I secretly hoped I'd get chosen for a main part. I loved English and I was good at reading aloud, but I don't think Miss Pierce thought I was extrovert enough to rise to the occasion. I was always Village Girl or Courtier or Extra Child. It wasn't too taxing standing about on stage, laughing or gasping as required. We generally had a little dance too, and at least we could wear stage makeup and a proper costume.
Monday 11 January
After school I went to Drama Club. At Easter we are going to do a Chinese play, and I saw my costume material today. It is a nice silky pink, far better than my last costume which I had to make out of old brown curtains. But actually the brown didn't look too bad as I wore a lime-green sash and ribbon so it brightened it up.
We rehearsed every Monday evening, but as Easter drew nearer we needed to make more time.
Wednesday 16 March
After school I had to st
ay for 45 minutes for a Drama rehearsal. Honestly, Miss Pierce is the limit, she had told us that we would only need to stay for 10 minutes. The play is coming on slowly but surely. We have a lovely silver cage and a stuffed nightingale as props. For the nightingale's voice Geraldine Taylor blows (behind stage) a sort of whistle filled with water. It sounds beautiful.
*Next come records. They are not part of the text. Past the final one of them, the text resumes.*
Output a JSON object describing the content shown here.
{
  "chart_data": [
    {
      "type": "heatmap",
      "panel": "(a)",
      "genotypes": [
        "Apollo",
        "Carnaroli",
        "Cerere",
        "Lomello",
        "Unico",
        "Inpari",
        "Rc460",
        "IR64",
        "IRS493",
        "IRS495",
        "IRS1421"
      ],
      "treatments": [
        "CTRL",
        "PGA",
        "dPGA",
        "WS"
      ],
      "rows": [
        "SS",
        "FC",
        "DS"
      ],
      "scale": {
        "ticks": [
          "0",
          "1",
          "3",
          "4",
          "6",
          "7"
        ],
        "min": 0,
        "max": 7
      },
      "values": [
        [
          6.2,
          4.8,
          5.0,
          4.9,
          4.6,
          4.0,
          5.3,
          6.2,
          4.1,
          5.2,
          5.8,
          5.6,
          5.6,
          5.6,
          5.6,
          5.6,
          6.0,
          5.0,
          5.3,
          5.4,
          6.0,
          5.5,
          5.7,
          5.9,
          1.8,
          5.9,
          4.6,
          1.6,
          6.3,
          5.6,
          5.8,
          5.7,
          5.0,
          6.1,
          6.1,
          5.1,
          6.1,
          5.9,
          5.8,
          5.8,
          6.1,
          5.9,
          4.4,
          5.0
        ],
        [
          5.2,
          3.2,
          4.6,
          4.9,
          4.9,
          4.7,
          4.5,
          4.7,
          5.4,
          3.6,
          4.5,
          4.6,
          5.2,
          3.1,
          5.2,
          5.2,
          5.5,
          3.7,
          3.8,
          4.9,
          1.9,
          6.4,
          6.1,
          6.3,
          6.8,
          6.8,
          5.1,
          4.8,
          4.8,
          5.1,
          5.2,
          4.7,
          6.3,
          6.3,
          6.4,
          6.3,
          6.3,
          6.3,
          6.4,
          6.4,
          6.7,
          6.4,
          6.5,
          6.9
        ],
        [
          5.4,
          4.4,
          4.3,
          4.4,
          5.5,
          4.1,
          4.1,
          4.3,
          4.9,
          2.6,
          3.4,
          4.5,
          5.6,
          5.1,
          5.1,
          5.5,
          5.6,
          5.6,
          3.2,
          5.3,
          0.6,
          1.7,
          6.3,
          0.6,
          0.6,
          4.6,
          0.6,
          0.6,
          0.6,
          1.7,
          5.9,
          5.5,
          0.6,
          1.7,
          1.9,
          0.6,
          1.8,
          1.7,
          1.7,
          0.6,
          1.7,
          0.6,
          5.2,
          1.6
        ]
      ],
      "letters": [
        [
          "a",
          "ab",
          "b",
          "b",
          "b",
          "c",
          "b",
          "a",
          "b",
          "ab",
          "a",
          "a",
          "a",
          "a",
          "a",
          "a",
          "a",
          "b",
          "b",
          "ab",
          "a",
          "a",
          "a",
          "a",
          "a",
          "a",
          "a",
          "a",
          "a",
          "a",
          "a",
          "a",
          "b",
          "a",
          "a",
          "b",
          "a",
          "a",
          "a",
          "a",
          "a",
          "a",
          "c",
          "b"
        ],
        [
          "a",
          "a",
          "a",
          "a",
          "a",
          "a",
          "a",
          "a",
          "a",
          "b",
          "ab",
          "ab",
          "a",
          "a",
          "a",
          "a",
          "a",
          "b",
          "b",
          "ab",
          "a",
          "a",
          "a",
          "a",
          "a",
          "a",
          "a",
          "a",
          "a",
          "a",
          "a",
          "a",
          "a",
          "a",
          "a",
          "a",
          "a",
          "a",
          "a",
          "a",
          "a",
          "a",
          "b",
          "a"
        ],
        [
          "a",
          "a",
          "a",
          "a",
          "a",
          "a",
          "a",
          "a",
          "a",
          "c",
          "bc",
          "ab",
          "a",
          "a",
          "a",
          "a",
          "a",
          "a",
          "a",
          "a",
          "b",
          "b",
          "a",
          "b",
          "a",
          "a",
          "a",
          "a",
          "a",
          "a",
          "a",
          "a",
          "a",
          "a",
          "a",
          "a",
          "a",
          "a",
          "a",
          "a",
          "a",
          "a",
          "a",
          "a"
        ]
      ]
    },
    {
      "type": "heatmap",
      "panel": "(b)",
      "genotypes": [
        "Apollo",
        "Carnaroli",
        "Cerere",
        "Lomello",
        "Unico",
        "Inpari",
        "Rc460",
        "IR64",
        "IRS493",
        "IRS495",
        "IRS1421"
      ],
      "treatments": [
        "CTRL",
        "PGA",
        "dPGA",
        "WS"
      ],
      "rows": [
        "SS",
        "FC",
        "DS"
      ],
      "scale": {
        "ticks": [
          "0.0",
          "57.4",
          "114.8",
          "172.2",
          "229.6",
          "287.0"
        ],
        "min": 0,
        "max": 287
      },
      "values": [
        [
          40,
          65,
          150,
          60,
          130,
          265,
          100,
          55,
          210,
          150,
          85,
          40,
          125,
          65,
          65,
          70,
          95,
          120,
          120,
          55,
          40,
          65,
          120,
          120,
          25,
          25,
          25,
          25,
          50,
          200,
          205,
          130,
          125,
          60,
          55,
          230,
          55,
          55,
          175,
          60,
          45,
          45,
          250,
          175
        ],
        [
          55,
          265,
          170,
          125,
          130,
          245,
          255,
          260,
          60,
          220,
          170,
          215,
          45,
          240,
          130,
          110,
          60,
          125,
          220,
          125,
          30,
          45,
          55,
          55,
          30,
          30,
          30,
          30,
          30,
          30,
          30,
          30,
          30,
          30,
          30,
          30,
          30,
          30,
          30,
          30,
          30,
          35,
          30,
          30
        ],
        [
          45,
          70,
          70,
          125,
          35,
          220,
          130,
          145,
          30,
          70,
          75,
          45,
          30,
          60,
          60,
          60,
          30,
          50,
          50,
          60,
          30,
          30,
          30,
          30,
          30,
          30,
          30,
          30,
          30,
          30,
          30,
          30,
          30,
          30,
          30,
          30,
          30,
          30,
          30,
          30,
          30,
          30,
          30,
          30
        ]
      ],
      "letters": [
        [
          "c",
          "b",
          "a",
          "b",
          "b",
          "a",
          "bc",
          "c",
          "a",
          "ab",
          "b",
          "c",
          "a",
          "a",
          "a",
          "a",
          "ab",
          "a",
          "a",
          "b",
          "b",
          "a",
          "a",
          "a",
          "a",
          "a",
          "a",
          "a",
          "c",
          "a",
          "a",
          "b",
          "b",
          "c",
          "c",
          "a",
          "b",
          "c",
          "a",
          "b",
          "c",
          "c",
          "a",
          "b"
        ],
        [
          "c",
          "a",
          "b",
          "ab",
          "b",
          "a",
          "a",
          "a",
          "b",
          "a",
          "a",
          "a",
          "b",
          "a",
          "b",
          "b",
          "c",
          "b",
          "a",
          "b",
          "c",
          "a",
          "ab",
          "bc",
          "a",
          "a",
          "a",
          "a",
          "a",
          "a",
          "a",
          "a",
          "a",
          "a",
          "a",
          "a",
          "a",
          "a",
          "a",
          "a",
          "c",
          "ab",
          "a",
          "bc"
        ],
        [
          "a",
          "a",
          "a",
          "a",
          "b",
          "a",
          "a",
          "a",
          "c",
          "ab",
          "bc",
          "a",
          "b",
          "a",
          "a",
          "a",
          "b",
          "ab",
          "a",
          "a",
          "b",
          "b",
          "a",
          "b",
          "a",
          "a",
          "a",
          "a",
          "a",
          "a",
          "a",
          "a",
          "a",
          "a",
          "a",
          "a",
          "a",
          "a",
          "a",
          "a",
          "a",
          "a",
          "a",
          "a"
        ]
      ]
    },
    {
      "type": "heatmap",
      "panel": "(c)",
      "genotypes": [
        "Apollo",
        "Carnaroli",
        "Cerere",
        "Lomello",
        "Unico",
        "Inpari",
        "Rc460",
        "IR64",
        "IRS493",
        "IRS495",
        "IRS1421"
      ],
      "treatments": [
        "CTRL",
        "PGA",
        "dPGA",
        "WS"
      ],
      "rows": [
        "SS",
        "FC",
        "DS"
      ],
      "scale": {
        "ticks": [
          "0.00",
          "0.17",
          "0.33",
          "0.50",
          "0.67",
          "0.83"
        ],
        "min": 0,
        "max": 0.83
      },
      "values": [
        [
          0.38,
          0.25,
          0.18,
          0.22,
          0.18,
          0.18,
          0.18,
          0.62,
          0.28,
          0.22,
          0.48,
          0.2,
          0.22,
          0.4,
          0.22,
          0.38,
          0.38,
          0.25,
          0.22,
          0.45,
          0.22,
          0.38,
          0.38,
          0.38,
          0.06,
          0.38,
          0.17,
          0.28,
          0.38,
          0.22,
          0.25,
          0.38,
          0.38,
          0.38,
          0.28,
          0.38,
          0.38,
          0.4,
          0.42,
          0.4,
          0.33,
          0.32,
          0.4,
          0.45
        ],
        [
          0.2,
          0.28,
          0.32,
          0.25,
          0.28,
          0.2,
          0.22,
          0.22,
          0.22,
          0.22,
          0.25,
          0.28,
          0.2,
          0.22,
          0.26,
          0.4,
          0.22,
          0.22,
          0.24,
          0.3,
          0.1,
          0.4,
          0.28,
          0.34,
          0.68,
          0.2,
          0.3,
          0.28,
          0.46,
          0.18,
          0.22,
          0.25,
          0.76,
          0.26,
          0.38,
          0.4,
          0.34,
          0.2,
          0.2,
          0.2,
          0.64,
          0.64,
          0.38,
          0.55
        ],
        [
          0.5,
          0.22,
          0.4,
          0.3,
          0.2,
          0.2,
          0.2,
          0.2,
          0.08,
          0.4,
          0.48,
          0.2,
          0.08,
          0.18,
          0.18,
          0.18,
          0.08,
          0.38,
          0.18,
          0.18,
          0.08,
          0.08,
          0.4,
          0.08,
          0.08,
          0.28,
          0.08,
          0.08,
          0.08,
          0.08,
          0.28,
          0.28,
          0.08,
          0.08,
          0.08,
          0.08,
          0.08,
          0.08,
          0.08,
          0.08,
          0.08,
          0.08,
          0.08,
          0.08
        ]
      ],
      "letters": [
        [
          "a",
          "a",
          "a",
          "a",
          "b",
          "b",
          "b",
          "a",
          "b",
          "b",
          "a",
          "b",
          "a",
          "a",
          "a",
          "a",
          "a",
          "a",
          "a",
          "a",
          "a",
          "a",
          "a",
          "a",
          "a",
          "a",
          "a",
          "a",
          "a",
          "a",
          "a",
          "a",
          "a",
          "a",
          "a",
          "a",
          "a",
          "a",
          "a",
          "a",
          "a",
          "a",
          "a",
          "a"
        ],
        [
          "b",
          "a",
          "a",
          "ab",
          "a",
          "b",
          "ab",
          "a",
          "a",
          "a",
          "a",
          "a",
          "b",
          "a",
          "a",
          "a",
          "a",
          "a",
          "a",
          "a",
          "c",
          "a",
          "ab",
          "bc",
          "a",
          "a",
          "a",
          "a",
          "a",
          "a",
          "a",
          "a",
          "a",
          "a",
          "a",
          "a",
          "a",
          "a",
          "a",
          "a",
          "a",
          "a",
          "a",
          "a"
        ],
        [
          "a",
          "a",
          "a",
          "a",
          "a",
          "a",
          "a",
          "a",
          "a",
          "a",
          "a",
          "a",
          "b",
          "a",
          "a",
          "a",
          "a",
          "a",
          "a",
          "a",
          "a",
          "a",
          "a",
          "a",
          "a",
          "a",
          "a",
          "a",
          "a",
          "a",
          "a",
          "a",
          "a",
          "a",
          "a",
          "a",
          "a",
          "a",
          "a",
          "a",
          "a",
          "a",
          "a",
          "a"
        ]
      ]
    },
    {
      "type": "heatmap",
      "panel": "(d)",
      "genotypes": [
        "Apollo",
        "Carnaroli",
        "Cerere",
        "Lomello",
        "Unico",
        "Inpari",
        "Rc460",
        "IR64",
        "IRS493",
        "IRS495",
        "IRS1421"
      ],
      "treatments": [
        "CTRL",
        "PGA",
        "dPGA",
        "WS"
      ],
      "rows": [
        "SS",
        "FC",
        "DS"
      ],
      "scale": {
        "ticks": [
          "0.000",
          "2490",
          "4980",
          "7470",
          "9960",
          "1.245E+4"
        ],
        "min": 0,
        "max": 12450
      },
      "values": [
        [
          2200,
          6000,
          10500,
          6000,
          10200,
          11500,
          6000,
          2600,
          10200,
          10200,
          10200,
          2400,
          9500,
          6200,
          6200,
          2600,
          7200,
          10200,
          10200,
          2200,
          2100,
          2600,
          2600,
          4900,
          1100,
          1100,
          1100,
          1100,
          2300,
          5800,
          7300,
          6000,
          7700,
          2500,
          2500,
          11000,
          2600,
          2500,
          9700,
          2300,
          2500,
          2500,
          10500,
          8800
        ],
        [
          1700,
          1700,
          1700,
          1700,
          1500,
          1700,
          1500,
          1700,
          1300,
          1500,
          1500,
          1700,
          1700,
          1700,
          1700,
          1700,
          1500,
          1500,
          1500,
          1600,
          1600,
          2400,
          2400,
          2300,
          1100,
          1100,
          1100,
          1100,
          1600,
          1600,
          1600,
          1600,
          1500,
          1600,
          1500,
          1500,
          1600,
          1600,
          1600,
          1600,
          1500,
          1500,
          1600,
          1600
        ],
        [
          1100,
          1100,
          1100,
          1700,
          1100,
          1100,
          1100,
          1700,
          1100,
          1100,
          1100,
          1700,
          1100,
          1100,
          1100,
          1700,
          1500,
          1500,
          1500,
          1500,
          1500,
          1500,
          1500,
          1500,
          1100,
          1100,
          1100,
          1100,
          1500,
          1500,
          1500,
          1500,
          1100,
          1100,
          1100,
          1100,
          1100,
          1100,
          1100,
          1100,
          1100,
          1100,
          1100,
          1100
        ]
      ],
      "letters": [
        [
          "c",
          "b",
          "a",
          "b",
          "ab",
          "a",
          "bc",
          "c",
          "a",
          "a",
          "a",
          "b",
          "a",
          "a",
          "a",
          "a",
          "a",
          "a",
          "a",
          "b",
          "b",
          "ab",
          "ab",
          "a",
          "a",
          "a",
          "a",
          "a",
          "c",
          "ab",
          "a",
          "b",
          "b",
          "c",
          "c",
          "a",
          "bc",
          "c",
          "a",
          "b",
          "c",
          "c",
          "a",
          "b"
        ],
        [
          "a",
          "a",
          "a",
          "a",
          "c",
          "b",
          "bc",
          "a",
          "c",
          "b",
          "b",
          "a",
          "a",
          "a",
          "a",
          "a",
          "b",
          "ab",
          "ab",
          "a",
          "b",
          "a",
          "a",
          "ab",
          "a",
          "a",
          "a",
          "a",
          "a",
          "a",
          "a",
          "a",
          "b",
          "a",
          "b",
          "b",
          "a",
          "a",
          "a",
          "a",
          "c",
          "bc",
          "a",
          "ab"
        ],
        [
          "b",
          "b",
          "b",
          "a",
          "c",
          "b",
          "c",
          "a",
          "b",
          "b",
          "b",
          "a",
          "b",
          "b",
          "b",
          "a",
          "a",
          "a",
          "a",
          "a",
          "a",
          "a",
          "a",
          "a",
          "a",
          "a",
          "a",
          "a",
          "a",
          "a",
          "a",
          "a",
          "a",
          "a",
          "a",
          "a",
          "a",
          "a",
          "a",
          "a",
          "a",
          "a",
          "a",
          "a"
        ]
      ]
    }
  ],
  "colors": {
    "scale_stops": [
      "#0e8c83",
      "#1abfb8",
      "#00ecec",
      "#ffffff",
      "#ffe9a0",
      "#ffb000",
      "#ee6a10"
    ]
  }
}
The two performances of The Imperial Nightingale took place on 5 and 6 April.
Tuesday 5 April
THE PLAY!
All the drama club were let off the last lesson so they could get home, have their tea, and get back to school in time. I got off at Norbiton with Cherry and went home. Mum (she's got a stinking cold) got me some scrambled egg on toast, some tomatoes and some currant slices, and then after a good wash I was ready. I cut through the back of our flats and down Crescent Road and called for Cherry. Her house is very untidy but has a nice lived-in feeling, and I like the way that even if she's in on her own there's always the television blaring, the budgie cheeping, and the cat providing company as well as noisy miaows. She got ready quickly although she was very nervous as she had quite a big part, and then we set off, two little girls neat and tidy in grey uniform. On the way we met Mrs Eldridge and saw Roger Foulds twice. On the bus we met Mary Todd and Susan Wooldridge. We enabled them to smuggle Miss Pierce's fifteen-shilling bouquet into school without her seeing it. Then we went upstairs and got dressed in our costumes. I wore my pink oriental dress and my pink Alice band with a pink flower on each side. (I was told I looked pretty.) Then we were made up. It was fascinating watching ordinary schoolgirl faces turn into startling Chinese courtiers or suspicious old men, etc. Actually the play didn't go as well as we thought it would, and quite a few girls forgot their lines. But it didn't matter so much today, so long as we are okay tomorrow when the Mayor etc. and the 'Surrey Comet' come.